The ancient occult axiom, “Know Thyself,” must be familiar to every student; but few if any have apprehended the real meaning of this wise exhortation of the Delphic Oracle. You all know your earthly pedigree, but who of you has ever traced all the links of heredity, [pg 436] astral, psychic and spiritual, which go to make you what you are? Many have written and expressed their desire to unite themselves with their Higher Ego, yet none seem to know the indissoluble link connecting their “Higher Egos” with the One Universal Self.

For all purposes of Occultism, whether practical or purely metaphysical, such knowledge is absolutely requisite. It is proposed, therefore, to begin these papers by showing this connection in all directions with the worlds: Absolute, Archetypal, Spiritual, Mânasic, Psychic, Astral, and Elemental. Before, however, we can touch upon the higher worlds—Archetypal, Spiritual and Mânasic—we must master the relations of the seventh, the terrestrial world, the lower Prakriti, or Malkuth as in the Kabalah, to the worlds or planes which immediately follow it.

OM.

“Om,” says the Âryan Adept, the son of the Fifth Race, who with this syllable begins and ends his salutation to the human being, his conjuration of, or appeal to, non-human Presences.
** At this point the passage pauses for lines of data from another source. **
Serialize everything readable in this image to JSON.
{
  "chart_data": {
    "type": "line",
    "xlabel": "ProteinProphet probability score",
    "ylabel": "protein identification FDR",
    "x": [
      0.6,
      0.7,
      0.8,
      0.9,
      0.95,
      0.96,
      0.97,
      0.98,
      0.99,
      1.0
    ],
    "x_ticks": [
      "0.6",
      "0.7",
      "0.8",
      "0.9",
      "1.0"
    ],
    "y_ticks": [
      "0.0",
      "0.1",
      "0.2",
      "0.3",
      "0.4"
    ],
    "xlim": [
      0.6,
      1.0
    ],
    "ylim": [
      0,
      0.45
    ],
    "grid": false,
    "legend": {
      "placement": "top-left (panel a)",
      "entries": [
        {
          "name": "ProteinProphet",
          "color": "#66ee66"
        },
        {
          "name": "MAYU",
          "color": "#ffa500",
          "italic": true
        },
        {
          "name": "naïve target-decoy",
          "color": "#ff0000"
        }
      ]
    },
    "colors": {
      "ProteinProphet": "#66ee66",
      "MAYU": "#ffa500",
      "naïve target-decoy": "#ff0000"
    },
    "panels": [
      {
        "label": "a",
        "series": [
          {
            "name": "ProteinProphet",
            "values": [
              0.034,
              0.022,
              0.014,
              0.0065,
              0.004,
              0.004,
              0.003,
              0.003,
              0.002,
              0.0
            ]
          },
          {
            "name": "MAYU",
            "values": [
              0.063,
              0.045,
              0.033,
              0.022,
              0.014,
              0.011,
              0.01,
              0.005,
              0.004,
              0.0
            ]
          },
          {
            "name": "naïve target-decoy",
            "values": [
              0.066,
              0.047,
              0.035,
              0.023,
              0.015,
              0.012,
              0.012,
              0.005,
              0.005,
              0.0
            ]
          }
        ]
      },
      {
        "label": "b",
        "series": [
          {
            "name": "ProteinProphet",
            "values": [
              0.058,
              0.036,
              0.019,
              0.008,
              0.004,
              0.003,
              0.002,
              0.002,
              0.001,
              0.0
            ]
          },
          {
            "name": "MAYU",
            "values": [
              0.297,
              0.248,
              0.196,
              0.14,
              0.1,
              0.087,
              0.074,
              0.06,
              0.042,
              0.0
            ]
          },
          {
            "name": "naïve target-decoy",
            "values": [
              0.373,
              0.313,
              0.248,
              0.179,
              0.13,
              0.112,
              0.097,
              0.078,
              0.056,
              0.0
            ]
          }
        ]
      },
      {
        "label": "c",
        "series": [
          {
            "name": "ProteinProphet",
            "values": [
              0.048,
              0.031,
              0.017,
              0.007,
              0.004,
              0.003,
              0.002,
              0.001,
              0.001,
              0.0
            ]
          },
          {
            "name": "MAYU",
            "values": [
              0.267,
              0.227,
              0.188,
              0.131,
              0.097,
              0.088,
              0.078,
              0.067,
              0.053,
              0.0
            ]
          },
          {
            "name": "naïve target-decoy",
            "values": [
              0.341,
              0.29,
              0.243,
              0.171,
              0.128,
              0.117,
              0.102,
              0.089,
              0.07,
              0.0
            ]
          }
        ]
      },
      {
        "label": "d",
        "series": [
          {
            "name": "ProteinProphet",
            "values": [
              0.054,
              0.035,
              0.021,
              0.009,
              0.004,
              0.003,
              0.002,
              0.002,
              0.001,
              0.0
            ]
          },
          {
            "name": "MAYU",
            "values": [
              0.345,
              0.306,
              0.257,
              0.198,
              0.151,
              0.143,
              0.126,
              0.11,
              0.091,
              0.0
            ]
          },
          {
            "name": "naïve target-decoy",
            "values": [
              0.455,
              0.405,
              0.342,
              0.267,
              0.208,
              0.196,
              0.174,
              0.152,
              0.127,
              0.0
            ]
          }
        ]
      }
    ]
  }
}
“Om-Mani,” murmurs the Turanian Adept, the descendant of the Fourth Race; and after pausing he adds, “Padme-Hum.”

This famous invocation is very erroneously translated by the Orientalists as meaning, “Oh the Jewel in the Lotus.” For although, literally, Om is a syllable sacred to the Deity, Padme means “in the Lotus,” and Mani is any precious stone, still neither the words themselves, nor their symbolical meaning, are thus really correctly rendered.